Given the All Blacks' Bledisloe stranglehold since, it's unlikely as many youngsters growing up in New Zealand will share the same special status that Simone had for the Wallabies.

But the first-time Wallabies squad member, who on Saturday helped guide the Brumbies to their first championship since 2004 by claiming the Super Rugby AU title, is hopeful that the new dawn under Rennie sees the Wallabies once again rise to the top.

"It’s fair to say they’ve dropped down a few over the past couple of years but I’m with a special group here that’ll take it up again," Simone said.

"There’s something special brewing in this group and hopefully we can turn that into a winning mindset and win a few games."

Like Giteau, who switched between fly-half and inside centre during his glitering career with the Wallabies, Simone is a second playmaker and has grown from strength to strength at inside centre since moving down from the Waratahs to the Brumbies.

He credits dropping eight kilograms as one of the reasons for his improvement since moving to the nation's capital, where he now plays at 102kgs.

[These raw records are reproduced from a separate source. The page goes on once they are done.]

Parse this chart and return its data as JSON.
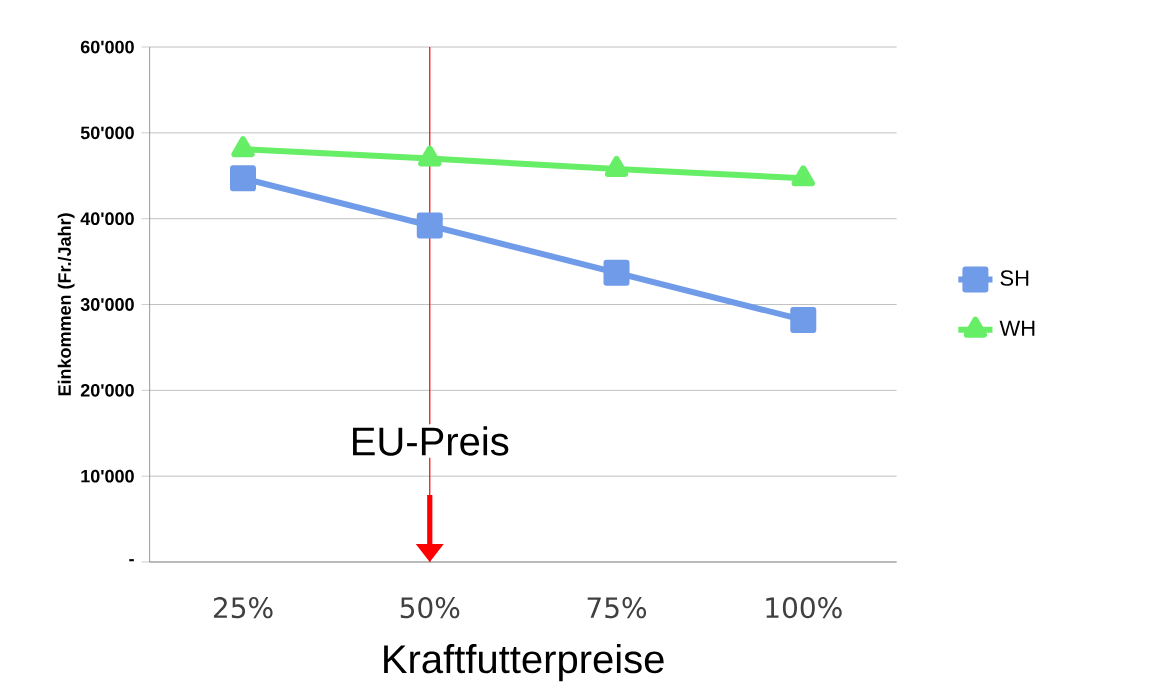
{
  "chart_data": {
    "type": "line",
    "xlabel": "Kraftfutterpreise",
    "ylabel": "Einkommen (Fr./Jahr)",
    "categories": [
      "25%",
      "50%",
      "75%",
      "100%"
    ],
    "series": [
      {
        "name": "SH",
        "color": "#6f9be8",
        "marker": "square",
        "values": [
          44700,
          39200,
          33700,
          28200
        ]
      },
      {
        "name": "WH",
        "color": "#66ee66",
        "marker": "triangle",
        "values": [
          48100,
          47000,
          45800,
          44700
        ]
      }
    ],
    "ylim": [
      0,
      60000
    ],
    "yticks": [
      {
        "value": 0,
        "label": "-"
      },
      {
        "value": 10000,
        "label": "10'000"
      },
      {
        "value": 20000,
        "label": "20'000"
      },
      {
        "value": 30000,
        "label": "30'000"
      },
      {
        "value": 40000,
        "label": "40'000"
      },
      {
        "value": 50000,
        "label": "50'000"
      },
      {
        "value": 60000,
        "label": "60'000"
      }
    ],
    "grid": "y",
    "legend": "right",
    "ref_lines": [
      {
        "axis": "x",
        "value": "50%",
        "label": "EU-Preis",
        "color": "#ff0000"
      }
    ]
  }
}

While Matt To'omua and James O'Connor shape as the favourites to wear the No.12 jersey, Simone shouldn't be ruled out of the equation.

He's a bigger body in the midfield and has a balanced game between carrying the ball, passing it and putting boot to ball, and if young gun Noah Lolesio is included it's more than possible that Simone could too.

Simone said the fact no jersey was guaranteed heading into the Bledisloe series was an exciting proposition and that he would let his actions on the field do the talking as he attempts to win selection for a maiden Wallabies debut.

"I’ve got to lead by action," he said.

"You can talk as much as you want, but if you don’t show the coaches at training how much you want it; that will put you in the best position to get into the team.

"There’s not a position that’s secured at the moment and I know that 12 is up for grabs. I will be going for that No.12, I know there’s a few boys there but my eye is up for that jersey.

"That was one of my goals at the start of the year, so I’m not going to give it up too easy to those boys, I’m going to make them work for it."

It seems extraordinary this late in the year, but the Wallabies only gathered as an entire group for the first time on Monday afternoon.

New coach Rennie - also a New Zealander - spent the first evening building the foundations of the new culture he wants the Wallabies to carry forward.

Simone is one of 16 uncapped players in the Wallabies' 44-man squad, while another 13 players have played less than 10 Tests.

On Tuesday morning the Wallabies hit the ground running in the Hunter.

Without giving too much away about the new direction Rennie wants to take the Wallabies in, Simone said the breakdown and an up-tempo game were two key areas that were paramount under the two-time Super Rugby winner with the Chiefs. 

"He’s fit in really well," Simone said.

"A lot of boys have a lot of respect for him so far. You’ve got to give respect to earn respect and he’s one of those people that leads by his actions. 

"I’m liking the style that he wants. It’s just quick footy. We want to play up-speed, with a lot of tempo, a lot of good skill, just playing smart footy and on the back of that we want to be physical, we want to be dominant around the breakdown. We just want to be physical, that’s all he’s after and that’s what everyone’s got to to buy into, and then play with a lot of skill and good footy."